Também houve mudanças na supervisão, para alinhar incentivos entre a concessão de crédito responsável e a cessão de riscos da carteira de crédito para terceiros. Algo que poderia ter evitado a crise dos créditos subprime, perdas trilionárias e o colapso de grandes instituições.

Contudo, a regulação será desafiada à medida que novos riscos emergem, como ataques cibernéticos, vazamento de dados, eventos climáticos, crises geopolíticas e volatilidade nos mercados globais. A saída mais fácil, com requerimento ainda maior de capital para poucos, pode piorar os efeitos colaterais, ao promover mais escapes e aumentar o risco de crises sistêmicas.

No Brasil, as regras de Basileia 3 vêm sendo implementadas desde 2013, o que ajudou o país a enfrentar momentos de crise, como a pandemia de Covid-19.

A curto prazo, há novas medidas entrando em vigor. São exigências para provisões de risco operacional dos bancos; adoção de regras contábeis internacionais (IRFS 9) sobre a classificação de risco e a provisão de perdas, iniciando no ato de concessão dos empréstimos, entre outros ativos; e uma nova medida provisória editada para garantir a gradual compensação de créditos tributários diferidos. Mesmo com vigência faseada, os efeitos agregados e combinados dessas medidas sobre o crédito e sobre a economia ainda são incertos.

Também aqui, a regulação das instituições financeiras está longe de ser homogênea. Instituições menores estão sujeitas a menos exigências, mesmo com acesso aos mesmos mecanismos de proteção. O FGC (Fundo Garantidor de Créditos) já cobre cerca de 99% dos depósitos existentes no sistema bancário, até a cifra de R$ 250 mil. Contudo, novas instituições, menores, que possuem menos incentivos para a disciplina de uso do capital, exercem pressão crescente para o aumento dos valores garantidos. Isso facilitaria o financiamento dos seus modelos de negócios, geralmente mais arriscados e, portanto, não compatíveis com o perfil dos investimentos da grande maioria dos depositantes, protegidos pelo seguro de depósitos do FGC.

Não bastassem as assimetrias regulatórias e as arbitragens dentro do sistema, há também assimetrias tributárias presentes, por exemplo, nas cooperativas de crédito e em fundos de direitos creditórios, alguns detidos por pessoas físicas. São bastante incertos os efeitos de contágio mediante algum evento de quebra ou recuperação judicial nos mercados de capitais. Eventos recentes ocorreram em 2023, e seus impactos ainda merecem ser estudados.
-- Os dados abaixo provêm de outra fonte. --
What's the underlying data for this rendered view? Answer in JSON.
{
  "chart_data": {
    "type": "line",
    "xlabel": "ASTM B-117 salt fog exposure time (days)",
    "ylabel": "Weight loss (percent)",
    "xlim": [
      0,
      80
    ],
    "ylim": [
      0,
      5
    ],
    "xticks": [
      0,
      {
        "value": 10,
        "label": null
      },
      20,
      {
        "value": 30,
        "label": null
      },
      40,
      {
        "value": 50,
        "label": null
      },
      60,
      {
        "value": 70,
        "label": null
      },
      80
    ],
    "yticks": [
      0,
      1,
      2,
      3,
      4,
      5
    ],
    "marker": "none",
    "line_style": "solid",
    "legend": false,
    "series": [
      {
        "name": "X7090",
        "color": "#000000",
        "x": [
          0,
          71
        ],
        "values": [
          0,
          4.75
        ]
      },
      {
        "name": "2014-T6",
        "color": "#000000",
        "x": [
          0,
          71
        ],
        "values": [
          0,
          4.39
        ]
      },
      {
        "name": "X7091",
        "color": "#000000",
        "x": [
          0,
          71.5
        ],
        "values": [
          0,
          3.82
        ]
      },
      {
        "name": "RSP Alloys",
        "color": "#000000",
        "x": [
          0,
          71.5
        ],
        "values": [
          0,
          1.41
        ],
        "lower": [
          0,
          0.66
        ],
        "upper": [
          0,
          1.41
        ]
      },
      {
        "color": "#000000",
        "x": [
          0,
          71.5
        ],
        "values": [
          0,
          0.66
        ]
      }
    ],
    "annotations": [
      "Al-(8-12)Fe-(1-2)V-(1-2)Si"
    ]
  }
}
O Brasil precisa avançar nessa discussão, bastante presente no espectro das economias avançadas, sobre como calibrar os incentivos à inovação e à competição com requisitos que permitam proteger a estabilidade financeira de riscos não observáveis. É preciso ampliar os estudos acadêmicos, os testes sobre o impacto de medidas já adotadas e estender os exercícios regulatórios para um número maior de instituições.

Os ciclos de política monetária, divergentes entre as principais economias, podem gerar volatilidade nos fluxos de capitais e criar tensões financeiras em países emergentes, tais como o Brasil.

Uma questão crítica é preparar uma regulação cada vez mais robusta, capaz de dar suporte à suavização dos ciclos econômicos por meio de garantia da estabilidade financeira.